Scientists consider blue whales to be quite solitary. But the way sound travels through the ocean could allow them to behave collectively “on spatial scales that we can’t always understand as terrestrial mammals,” says Oestreich.

Dive deeper

Almost every time researchers tag whales or dive into recordings, they learn something unexpected.

“There’s so much new information available,” Cade says. “Each behavior is a little different and a little new.”

And studying the behavior of blue whales also helps scientists understand other animals.

“By looking at where the blue whales are and what they’re doing, you can better understand the state of the ecosystem,” says Barlow. “These acoustic monitoring stations like MBARI’s provide another way to listen to the state of the ecosystem via blue whales.”
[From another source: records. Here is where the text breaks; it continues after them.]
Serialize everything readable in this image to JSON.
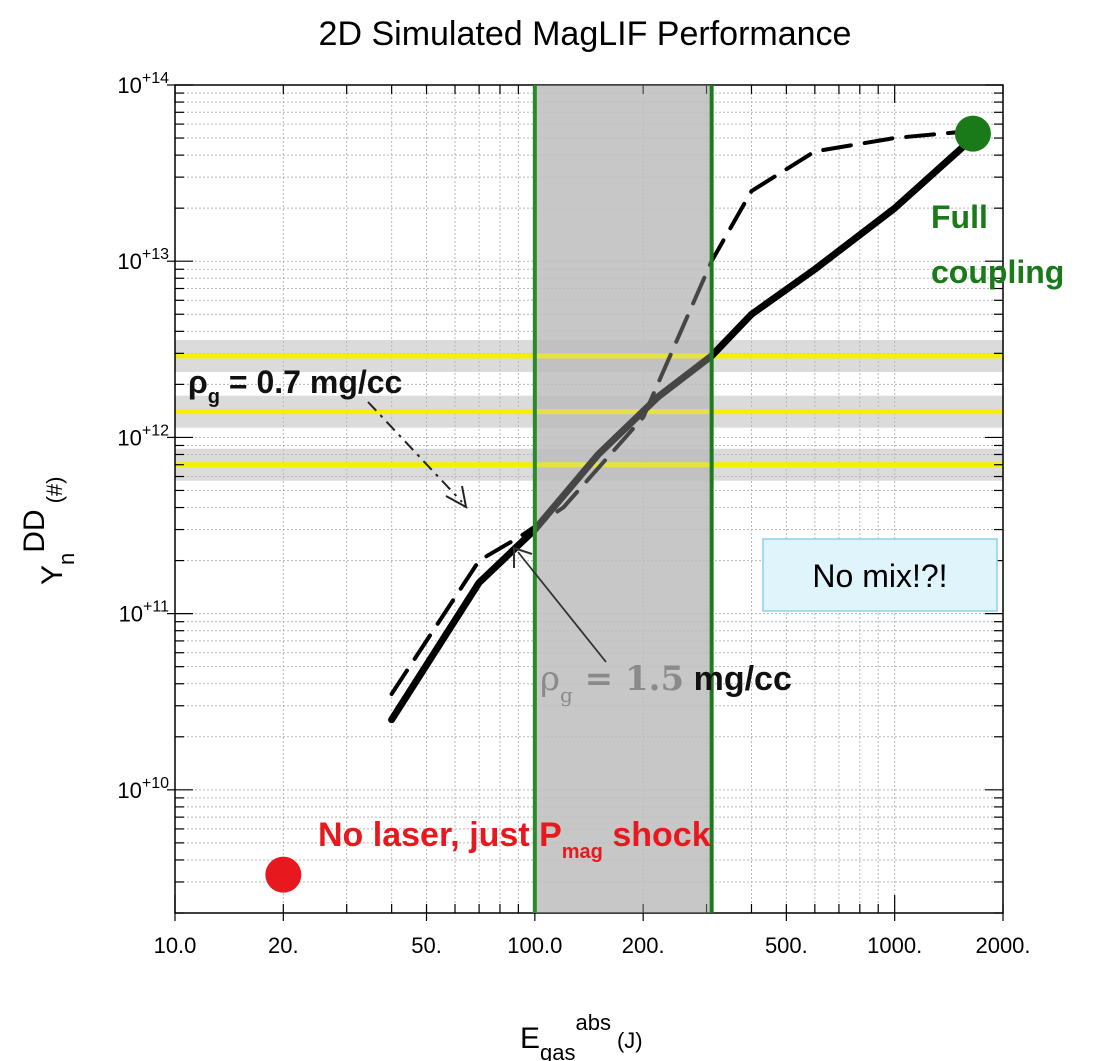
{
  "chart_data": {
    "type": "line",
    "title": "2D Simulated MagLIF Performance",
    "xlabel": {
      "main": "E",
      "sub": "gas",
      "sup": "abs",
      "unit": "(J)"
    },
    "ylabel": {
      "main": "Y",
      "sub": "n",
      "sup": "DD",
      "unit": "(#)"
    },
    "xscale": "log",
    "yscale": "log",
    "xlim": [
      10,
      2000
    ],
    "ylim": [
      2000000000,
      100000000000000
    ],
    "grid": true,
    "x_tick_values": [
      10,
      20,
      50,
      100,
      200,
      500,
      1000,
      2000
    ],
    "x_tick_labels": [
      "10.0",
      "20.",
      "50.",
      "100.0",
      "200.",
      "500.",
      "1000.",
      "2000."
    ],
    "y_ticks": [
      {
        "value": 10000000000,
        "base": "10",
        "exp": "+10"
      },
      {
        "value": 100000000000,
        "base": "10",
        "exp": "+11"
      },
      {
        "value": 1000000000000,
        "base": "10",
        "exp": "+12"
      },
      {
        "value": 10000000000000,
        "base": "10",
        "exp": "+13"
      },
      {
        "value": 100000000000000,
        "base": "10",
        "exp": "+14"
      }
    ],
    "series": [
      {
        "style": "solid",
        "color": "#000000",
        "x": [
          40,
          70,
          100,
          150,
          220,
          310,
          400,
          600,
          1000,
          1650
        ],
        "y": [
          25000000000,
          150000000000,
          300000000000,
          800000000000,
          1700000000000,
          2900000000000,
          5000000000000,
          9000000000000,
          20000000000000,
          50000000000000
        ]
      },
      {
        "style": "dashed",
        "color": "#000000",
        "x": [
          40,
          70,
          90,
          120,
          200,
          310,
          400,
          600,
          1000,
          1650
        ],
        "y": [
          35000000000,
          200000000000,
          270000000000,
          400000000000,
          1300000000000,
          10000000000000,
          25000000000000,
          42000000000000,
          50000000000000,
          55000000000000
        ]
      }
    ],
    "shaded_x_band": {
      "x": [
        100,
        310
      ],
      "color": "#b4b4b4"
    },
    "vertical_lines": [
      {
        "x": 100,
        "color": "#2a8a2a"
      },
      {
        "x": 310,
        "color": "#1f7a1f"
      }
    ],
    "horizontal_lines": [
      {
        "y": 2900000000000,
        "color": "#f5f000"
      },
      {
        "y": 1400000000000,
        "color": "#f5f000"
      },
      {
        "y": 700000000000,
        "color": "#f5f000"
      }
    ],
    "markers": [
      {
        "x": 20,
        "y": 3300000000,
        "color": "#e8191e",
        "label": "No laser, just P_mag shock"
      },
      {
        "x": 1650,
        "y": 53000000000000,
        "color": "#1a7a1a",
        "label": "Full coupling"
      }
    ],
    "annotations": {
      "rho07": {
        "sym": "ρ",
        "sub": "g",
        "text": " = 0.7 mg/cc"
      },
      "rho15": {
        "sym": "ρ",
        "sub": "g",
        "text1": " = 1.5",
        "text2": " mg/cc"
      },
      "full1": "Full",
      "full2": "coupling",
      "nolaser1": "No laser, just P",
      "nolaser_sub": "mag",
      "nolaser2": " shock",
      "nomix": "No mix!?!"
    },
    "colors": {
      "full_coupling": "#1a7a1a",
      "no_laser": "#e8191e",
      "nomix_bg": "#dff4fb",
      "nomix_border": "#8fd0e8"
    }
  }
}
Soon the MBARI station will provide even more information. The institute plans to establish a blue whale observatory this year.

The observatory will combine several types of technologies that will allow scientists to study in depth the habitat, food and behavior of whales.

“Monterey Bay is one of the best places in the world to do this kind of integration work,” says Oestreich, who will help lead the observatory alongside Ryan and MBARI researchers Kelly Benoit-Bird and Chad Walk.

Scientists estimate that after nearly disappearing from whaling, only around 10,000 blue whales exist today. The population along the west coast is the largest in the world at around 2,000 individuals, and data collected by the MBARI observatory will help reveal the best ways to protect these ocean giants.

“Where and when do blue whales need to be to get the energy they need for this incredible life history and this incredible long-distance migration,” says Ryan. “And how do these special places and times intersect with some of the threats this endangered species still faces?”

If we listen carefully, the whales might just tell us.